Lipopolysaccharide-induced expression of astrocyte elevated gene-1 promotes degeneration and inflammation of chondrocytes via activation of nuclear factor-κB signaling

Osteoarthritis is an inflammatory disease characterized by joint degeneration and inflammation. Astrocyte elevated gene-1 (AEG-1) has been suggested as a novel inflammation-related factor in the pathological processes of various inflammatory diseases. To date, little is known about the role of AEG-1 in osteoarthritis. The aim of the present study was to explore the potential role of AEG-1 in the regulation of lipopolysaccharide-induced apoptosis and inflammation of chondrocytes. The results showed that AEG-1 expression was significantly upregulated in chondrocytes following exposure to lipopolysaccharide.
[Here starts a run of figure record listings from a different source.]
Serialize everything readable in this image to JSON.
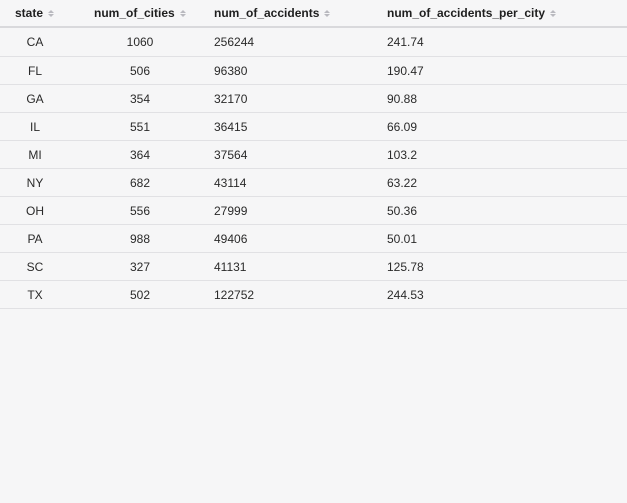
{
  "table": {
    "columns": [
      "state",
      "num_of_cities",
      "num_of_accidents",
      "num_of_accidents_per_city"
    ],
    "rows": [
      [
        "CA",
        "1060",
        "256244",
        "241.74"
      ],
      [
        "FL",
        "506",
        "96380",
        "190.47"
      ],
      [
        "GA",
        "354",
        "32170",
        "90.88"
      ],
      [
        "IL",
        "551",
        "36415",
        "66.09"
      ],
      [
        "MI",
        "364",
        "37564",
        "103.2"
      ],
      [
        "NY",
        "682",
        "43114",
        "63.22"
      ],
      [
        "OH",
        "556",
        "27999",
        "50.36"
      ],
      [
        "PA",
        "988",
        "49406",
        "50.01"
      ],
      [
        "SC",
        "327",
        "41131",
        "125.78"
      ],
      [
        "TX",
        "502",
        "122752",
        "244.53"
      ]
    ]
  },
  "icons": {
    "sort": "sort-icon"
  }
}
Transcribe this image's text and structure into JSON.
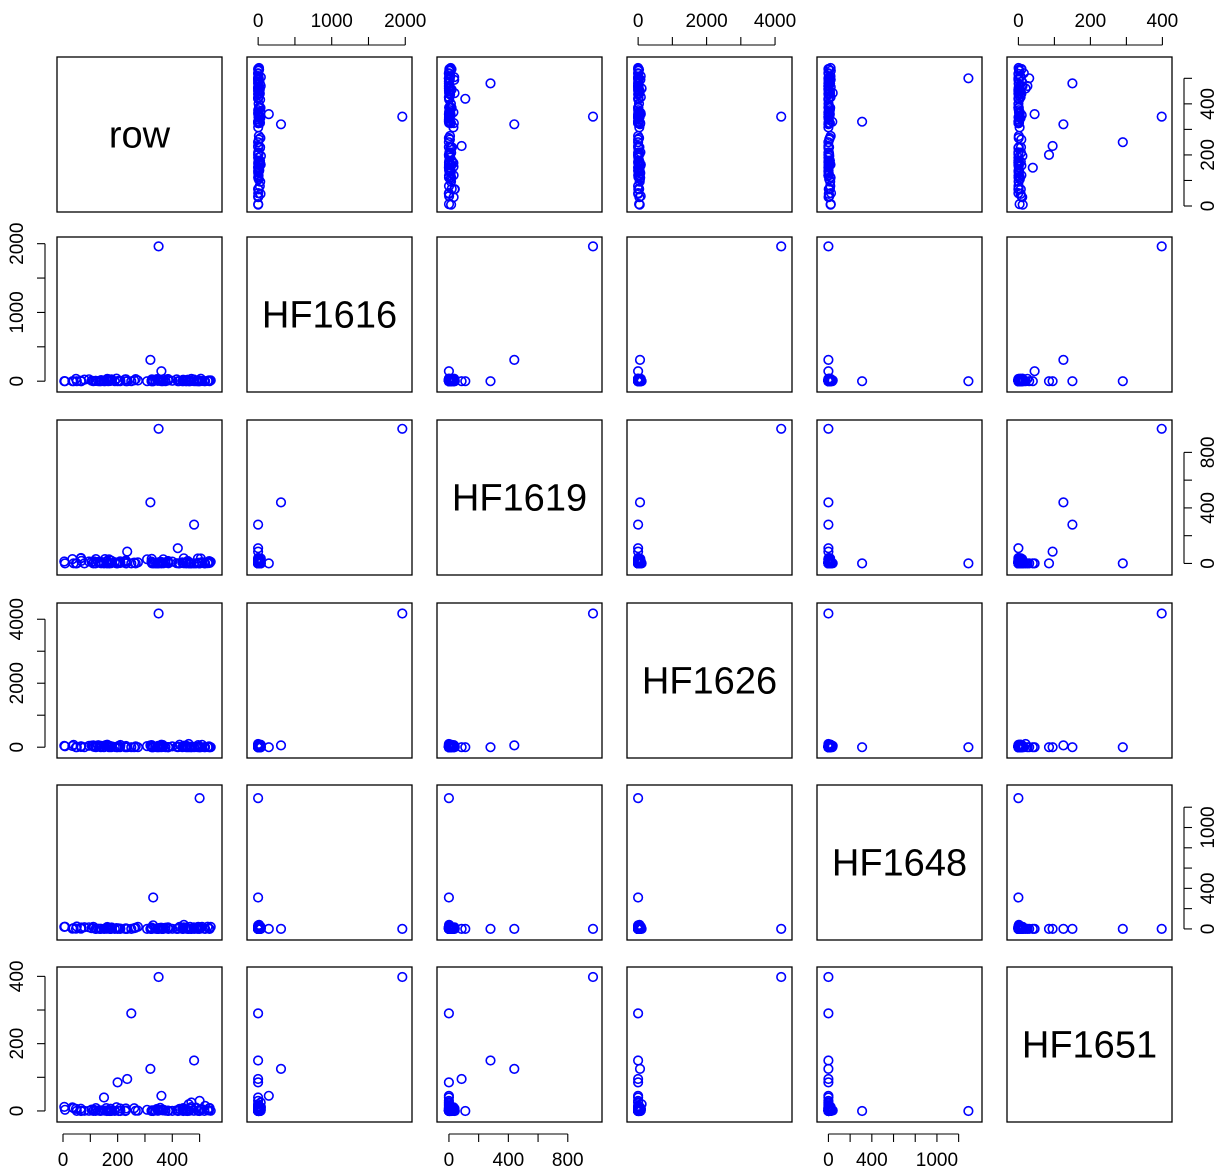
{
  "chart_data": {
    "type": "scatter",
    "kind": "scatterplot-matrix",
    "point_color": "#0000ff",
    "variables": [
      {
        "name": "row",
        "ticks": [
          0,
          200,
          400
        ],
        "range": [
          0,
          560
        ]
      },
      {
        "name": "HF1616",
        "ticks": [
          0,
          1000,
          2000
        ],
        "range": [
          -70,
          2010
        ]
      },
      {
        "name": "HF1619",
        "ticks": [
          0,
          400,
          800
        ],
        "range": [
          -40,
          990
        ]
      },
      {
        "name": "HF1626",
        "ticks": [
          0,
          2000,
          4000
        ],
        "range": [
          -150,
          4320
        ]
      },
      {
        "name": "HF1648",
        "ticks": [
          0,
          400,
          1000
        ],
        "range": [
          -50,
          1360
        ]
      },
      {
        "name": "HF1651",
        "ticks": [
          0,
          200,
          400
        ],
        "range": [
          -15,
          410
        ]
      }
    ],
    "minor_ticks": {
      "HF1616": [
        500,
        1500
      ],
      "HF1619": [
        200,
        600
      ],
      "HF1626": [
        1000,
        3000
      ],
      "HF1648": [
        200,
        600,
        800,
        1200
      ],
      "HF1651": [
        100,
        300
      ],
      "row": [
        100,
        300,
        500
      ]
    },
    "notable_points": [
      {
        "row": 350,
        "HF1616": 1960,
        "HF1619": 970,
        "HF1626": 4180,
        "HF1648": 0,
        "HF1651": 398
      },
      {
        "row": 320,
        "HF1616": 310,
        "HF1619": 440,
        "HF1626": 55,
        "HF1648": 0,
        "HF1651": 125
      },
      {
        "row": 500,
        "HF1616": 0,
        "HF1619": 0,
        "HF1626": 0,
        "HF1648": 1290,
        "HF1651": 0
      },
      {
        "row": 330,
        "HF1616": 0,
        "HF1619": 0,
        "HF1626": 0,
        "HF1648": 310,
        "HF1651": 0
      },
      {
        "row": 250,
        "HF1616": 0,
        "HF1619": 0,
        "HF1626": 0,
        "HF1648": 0,
        "HF1651": 290
      },
      {
        "row": 480,
        "HF1616": 0,
        "HF1619": 280,
        "HF1626": 0,
        "HF1648": 0,
        "HF1651": 150
      },
      {
        "row": 360,
        "HF1616": 145,
        "HF1619": 0,
        "HF1626": 0,
        "HF1648": 0,
        "HF1651": 45
      },
      {
        "row": 420,
        "HF1616": 0,
        "HF1619": 110,
        "HF1626": 0,
        "HF1648": 0,
        "HF1651": 0
      },
      {
        "row": 235,
        "HF1616": 0,
        "HF1619": 85,
        "HF1626": 0,
        "HF1648": 0,
        "HF1651": 95
      },
      {
        "row": 200,
        "HF1616": 0,
        "HF1619": 0,
        "HF1626": 0,
        "HF1648": 0,
        "HF1651": 85
      },
      {
        "row": 150,
        "HF1616": 0,
        "HF1619": 0,
        "HF1626": 0,
        "HF1648": 0,
        "HF1651": 40
      },
      {
        "row": 470,
        "HF1616": 35,
        "HF1619": 0,
        "HF1626": 0,
        "HF1648": 0,
        "HF1651": 25
      },
      {
        "row": 460,
        "HF1616": 0,
        "HF1619": 0,
        "HF1626": 100,
        "HF1648": 0,
        "HF1651": 20
      },
      {
        "row": 500,
        "HF1616": 0,
        "HF1619": 0,
        "HF1626": 0,
        "HF1648": 0,
        "HF1651": 30
      },
      {
        "row": 520,
        "HF1616": 0,
        "HF1619": 0,
        "HF1626": 0,
        "HF1648": 0,
        "HF1651": 15
      }
    ],
    "background_points": {
      "row": [
        0,
        550
      ],
      "HF1616": [
        0,
        40
      ],
      "HF1619": [
        0,
        40
      ],
      "HF1626": [
        0,
        80
      ],
      "HF1648": [
        0,
        40
      ],
      "HF1651": [
        0,
        12
      ]
    }
  }
}
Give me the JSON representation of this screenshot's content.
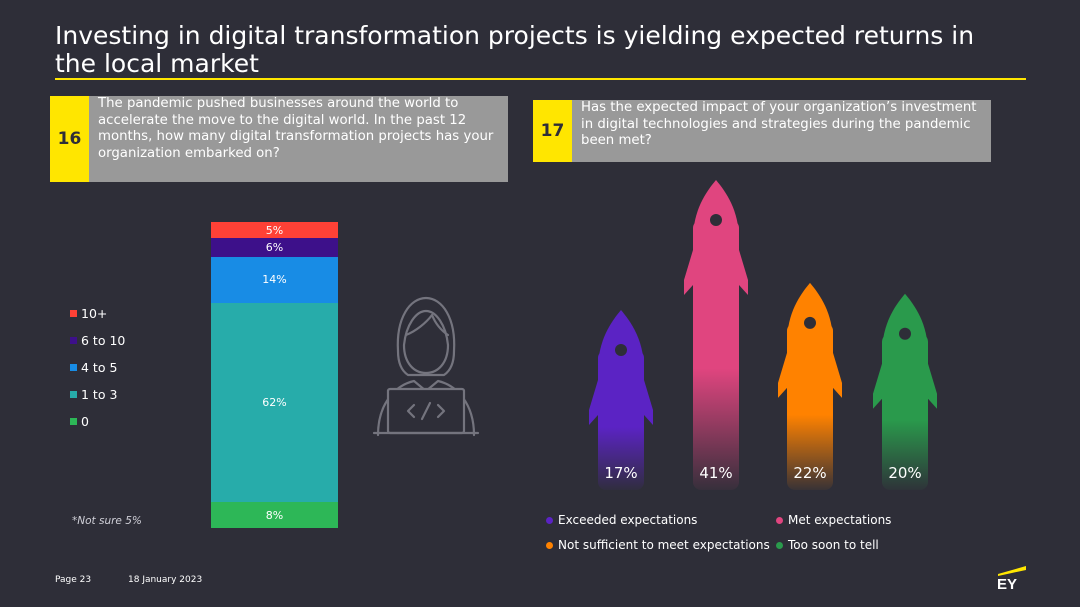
{
  "title": "Investing in digital transformation projects is yielding expected returns in the local market",
  "q16": {
    "number": "16",
    "text": "The pandemic pushed businesses around the world to accelerate the move to the digital world. In the past 12 months, how many digital transformation projects has your organization embarked on?"
  },
  "q17": {
    "number": "17",
    "text": "Has the expected impact of your organization’s investment in digital technologies and strategies during the pandemic been met?"
  },
  "note16": "*Not sure  5%",
  "footer": {
    "page": "Page 23",
    "date": "18 January 2023"
  },
  "logo_text": "EY",
  "chart_data": [
    {
      "type": "bar",
      "stacked": true,
      "categories": [
        ""
      ],
      "series": [
        {
          "name": "0",
          "values": [
            8
          ],
          "label": "8%",
          "color": "#2db757"
        },
        {
          "name": "1 to 3",
          "values": [
            62
          ],
          "label": "62%",
          "color": "#27acaa"
        },
        {
          "name": "4 to 5",
          "values": [
            14
          ],
          "label": "14%",
          "color": "#188ce5"
        },
        {
          "name": "6 to 10",
          "values": [
            6
          ],
          "label": "6%",
          "color": "#3d108a"
        },
        {
          "name": "10+",
          "values": [
            5
          ],
          "label": "5%",
          "color": "#ff4136"
        }
      ],
      "legend_order": [
        "10+",
        "6 to 10",
        "4 to 5",
        "1 to 3",
        "0"
      ],
      "legend_position": "left"
    },
    {
      "type": "bar",
      "categories": [
        "Exceeded expectations",
        "Met expectations",
        "Not sufficient to meet expectations",
        "Too soon to tell"
      ],
      "values": [
        17,
        41,
        22,
        20
      ],
      "labels": [
        "17%",
        "41%",
        "22%",
        "20%"
      ],
      "colors": [
        "#5b23c4",
        "#e0457f",
        "#ff8200",
        "#2a9a4c"
      ],
      "legend_position": "bottom"
    }
  ]
}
Knockdown of AEG-1 increased the survival and decreased the expression of matrix metalloproteinases in chondrocytes treated with lipopolysaccharide. Moreover, silencing of AEG-1 restricted the lipopolysaccharide-induced production of proinflammatory cytokines. In contrast, AEG-1 overexpression caused opposite effects. Notably, we found that AEG-1 inhibition blocked the lipopolysaccharide-induced activation of nuclear factor-kappa B signaling through impeding the nuclear translocation of nuclear factor-kappa B p65 subunit. Additionally, inhibition of nuclear factor-kappa B partially reversed the AEG-1-mediated promotion of lipopolysaccharide-induced inflammatory injury in chondrocytes. In conclusion, our results demonstrate that inhibition of AEG-1 expression attenuates lipopolysaccharide-induced degeneration and inflammation of chondrocytes through suppressing the activation of nuclear factor-kappa B signaling. This work therefore highlights a potential role of AEG-1 in the pathogenesis of osteoarthritis, and indicates its potential as a therapeutic target.